In 1911, sociologist Robert Michels, set forth his Iron law of oligarchy, describing the tendency of all organizations, regardless of their democratic intentions, to move toward control of the organization by a small elite. Since then, others have pointed out exceptions to Michels' principle, while others offered continued cautions on this tendency toward oligarchy and its potentially disastrous consequences for nations, organizations, and the health of individuals.
Michels suggested several forces that propelled organizations towards oligarchy this movement towards hierarchy and control of the organization by a charismatic leader or small skilled elite. Prominent among these forces were the need for division of labor to achieve critical organization tasks; the specialization and professionalization of critical functions; rigid stratification of organizations into executives, managers, and workers; the progressive isolation of elite members from workers; and the parallel isolation of the organization from its operating environment.
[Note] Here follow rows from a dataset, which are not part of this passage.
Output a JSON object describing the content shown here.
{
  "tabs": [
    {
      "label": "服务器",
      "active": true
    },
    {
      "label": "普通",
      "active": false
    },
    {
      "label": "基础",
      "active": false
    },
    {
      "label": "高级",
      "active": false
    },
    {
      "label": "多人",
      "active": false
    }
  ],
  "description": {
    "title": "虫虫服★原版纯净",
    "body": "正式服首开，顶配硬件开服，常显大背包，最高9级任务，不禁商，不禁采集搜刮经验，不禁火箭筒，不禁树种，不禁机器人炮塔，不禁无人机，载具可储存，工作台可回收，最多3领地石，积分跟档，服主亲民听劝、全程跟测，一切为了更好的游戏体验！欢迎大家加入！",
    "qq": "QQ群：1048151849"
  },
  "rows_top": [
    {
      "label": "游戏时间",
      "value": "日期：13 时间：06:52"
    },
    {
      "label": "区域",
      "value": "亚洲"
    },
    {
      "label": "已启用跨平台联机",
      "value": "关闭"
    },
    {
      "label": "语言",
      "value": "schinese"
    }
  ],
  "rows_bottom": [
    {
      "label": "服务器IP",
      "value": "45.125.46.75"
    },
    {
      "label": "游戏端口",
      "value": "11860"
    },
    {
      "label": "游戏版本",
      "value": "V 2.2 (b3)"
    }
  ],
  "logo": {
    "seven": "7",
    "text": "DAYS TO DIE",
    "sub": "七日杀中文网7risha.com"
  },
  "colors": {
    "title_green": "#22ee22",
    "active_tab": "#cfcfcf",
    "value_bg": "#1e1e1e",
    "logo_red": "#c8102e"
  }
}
In my first book, I described the tendency of addiction-related organizations to evolve into closed incestuous systems. Such closed systems either self-correct or drift toward authoritarian leadership, internal scapegoating of organization members, organizational schisms, breaches of ethical and legal conduct, the fall of the leader, and the potential implosion of the organization. The history of addiction treatment and recovery is replete with such tales, from the collapse of the Washingtonians and other early recovery mutual aid organizations in the eighteen century, the near-death experiences of A.A. and N.A. in the mid-twentieth century, to the complete implosion of Synanon, Parkside, and numerous other addiction-related organizations in the decades that followed.
My focus today is on similar risks faced by recovery community organizations (RCOs) and the lessons from history that could help RCOs become the exception to Michels' Iron Law of Oligarchy. Here are a few such lessons.
Mission clarity and fidelity are the pillars of RCO viability and sustainability. We must at all costs protect the mission of supporting individuals, families, and communities through the stages of long-term addiction recovery. We must avoid diversion of attention and resources to any cause, no matter how noble, not linked to the recovery mission.
Values matter. Codification of values to guide organizational decision-making is a powerful antidote to mission diversion. RCO values should reflect values shared by diverse recovery communities, e.g., honesty, humility, tolerance/respect, gratitude, forgiveness, service, etc. Such values check the corrosive preoccupations with money, property, power, and personal/organizational prestige.
Extoll critical thinking and emulate the proposition that internal and external critics can bebenefactors. Such critics, no matter how ill-informed or maliciously motivated, may reveal areas of organizational vulnerability, spark calls for self-inventory, and open potential strategies for mission enhancement.
Trust but verify: build internal and external systems of accountability to assure mission and values fidelity. Involve organizational members, service constituents, and community representatives in the periodic evaluation of fidelity to RCO mission and values. Mechanisms of accountability and grievance are essential in avoiding potential abuses of power at all levels of the organization.
Flatten the organization structure to the greatest extent possible. Avoid centralization of power within a single person or leadership team. Leadership development and leadership rotation throughout the organization is key to intergenerational success of the organization. Train everyone in principles of servant leadership. Charismatic centralized leadership can start an RCO, but that leadership style constitutes the greatest single threat to long-term RCO sustainability and the greatest potential for abuses of power. Develop a model of democratic decision-making that best fits the organization and its cultural context. Demystify and de-professionalize knowledge and skills by educating and training all members of the organization, regardless of role or title.
Maintain healthy transactions between organizational members and other community institutions to avoid the pitfalls of organizational and leadership isolation. Helping people in recovery to participate in the life of their communities requires forging recovery space in those communities and serving as guides to community re-entry. We can only achieve that if the RCO maintains a highly permeable boundary between itself and the communities it serves. We cannot cloister ourselves within a closed organizational system while boldly challenging those we serve to re-enter the life of communities from which we are estranged. RCOs must sustain deep community involvement to both serve the community and avoid colonization (hijacking of mission and resources) by powerful forces within the RCO's operating environment.
A powerful indicator of RCO health is the breadth and diversity of its volunteer workforce. Beyond the services they provide, such volunteers help keep the organization recovery-focused and serve as a check on the professionalization and commercialization of recovery advocacy and support services.
RCOs, like all organizations, must contend with the risk of oligarchy and its consequences. Democratic organizational life can be messy and time-consuming, but it also results in organizations of greater long-term effectiveness and sustainability. What's more, it provides a framework through which once wounded individuals can acquire the competence and confidence to serve as healers and leaders within their communities. That outcome is worth a little messiness and attention to process.
What would you add to the above reflections?